The one-sentence summary

The future of business is letting go – trust your people, be open, collaborate with other companies, act fast, and don’t be too precious about your brand.

WHAT THE BOOK SAYS LOOSE

  • This book contends that the future of business is letting go. In a wide-ranging review of politics and businesses, it explains why ‘tight doesn’t work’, mainly because of the rise of social media as a place for unfettered conversations.
  • Complexity is the new reality, so he proposes freedom within a framework.
  • Cultural agoraphobia is our fear of chaos and love of order, but it doesn’t really work.
  • Companies with autocratic management can do extraordinarily bad things such as at Lehman, where the collapse was described as ‘a colossal failure of common sense.’
  • Successful loose organisations:

1.     Trust their people – which creates a strong internal culture.

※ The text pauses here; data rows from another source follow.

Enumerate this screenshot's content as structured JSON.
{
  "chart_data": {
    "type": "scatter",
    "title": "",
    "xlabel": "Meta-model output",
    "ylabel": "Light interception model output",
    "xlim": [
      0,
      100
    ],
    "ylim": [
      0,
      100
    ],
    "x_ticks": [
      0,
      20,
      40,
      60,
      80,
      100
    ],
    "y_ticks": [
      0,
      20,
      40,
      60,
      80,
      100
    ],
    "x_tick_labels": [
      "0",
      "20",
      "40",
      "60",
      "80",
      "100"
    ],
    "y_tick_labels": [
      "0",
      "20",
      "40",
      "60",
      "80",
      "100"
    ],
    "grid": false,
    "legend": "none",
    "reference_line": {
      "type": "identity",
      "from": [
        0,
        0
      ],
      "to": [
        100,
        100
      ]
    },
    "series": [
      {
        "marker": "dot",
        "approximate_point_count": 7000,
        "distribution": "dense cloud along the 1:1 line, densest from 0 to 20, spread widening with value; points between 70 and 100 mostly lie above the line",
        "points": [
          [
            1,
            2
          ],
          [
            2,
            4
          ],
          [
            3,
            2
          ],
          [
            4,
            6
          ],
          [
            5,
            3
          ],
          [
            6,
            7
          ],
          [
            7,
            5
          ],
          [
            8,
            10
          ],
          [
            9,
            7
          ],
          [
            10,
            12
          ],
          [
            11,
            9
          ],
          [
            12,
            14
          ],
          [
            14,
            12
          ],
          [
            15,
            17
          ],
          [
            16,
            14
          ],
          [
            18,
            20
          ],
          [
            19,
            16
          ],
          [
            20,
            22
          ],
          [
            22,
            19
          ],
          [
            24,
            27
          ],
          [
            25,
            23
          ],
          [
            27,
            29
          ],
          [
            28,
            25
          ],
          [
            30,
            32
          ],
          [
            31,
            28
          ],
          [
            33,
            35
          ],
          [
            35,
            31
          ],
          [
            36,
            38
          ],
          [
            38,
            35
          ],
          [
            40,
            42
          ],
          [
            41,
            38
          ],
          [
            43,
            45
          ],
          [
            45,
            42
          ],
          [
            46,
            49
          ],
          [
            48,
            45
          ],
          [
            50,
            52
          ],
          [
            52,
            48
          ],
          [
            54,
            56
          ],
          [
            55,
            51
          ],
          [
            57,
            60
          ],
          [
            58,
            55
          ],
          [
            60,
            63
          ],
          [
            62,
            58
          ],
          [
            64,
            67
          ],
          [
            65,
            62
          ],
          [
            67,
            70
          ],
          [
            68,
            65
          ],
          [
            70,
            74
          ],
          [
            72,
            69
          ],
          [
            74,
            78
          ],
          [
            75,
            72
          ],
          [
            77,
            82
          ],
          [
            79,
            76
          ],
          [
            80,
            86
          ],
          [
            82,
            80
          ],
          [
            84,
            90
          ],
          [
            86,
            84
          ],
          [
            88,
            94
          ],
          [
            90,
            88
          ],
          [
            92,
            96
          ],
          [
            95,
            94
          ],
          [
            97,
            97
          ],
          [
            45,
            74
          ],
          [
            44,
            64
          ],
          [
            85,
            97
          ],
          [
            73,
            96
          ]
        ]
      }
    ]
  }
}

2.    Operate openly and transparently.

3.    Live life in beta, being operationally agile in real time.

4.    Regard collaboration with other companies as critical.

5.     Are not control freaks about brand management and development.

WHAT’S GOOD ABOUT IT

  • It only takes people 18 months in a company to work out the best way to manipulate targets, so what you count is not necessarily what counts.
  • Companies overly obsessed with what people say about them online, may be suffering from ‘listening gone mad’ – a blend of corporate paranoia and sympathy.
  • The Sun Chronicle in Massachusetts has started charging people to place comments on their website to provide a quality filter.
  • Abductive logic – the logic of what could be – is a great skill of designers, and a crucial component of loose thinking.
  • MBA stands for Master of Business Administration, and these people have much to answer for with their jargon and systems, which are perfectly suited to tight organisations.
  • No battle plan ever survives contact with the enemy – businesses need more pragmatic and flexible business plans. Things move so fast that there’s no point in having a three- or five-year plan.

WHAT YOU HAVE TO WATCH

  • After a perfectly pleasant read, the author refuses to suggest any particular action or remedies lest he be accused of being over simplistic or disingenuous. This leaves the reader hanging – even the final chapter Making loose work doesn’t really conclude anything particular that can be applied.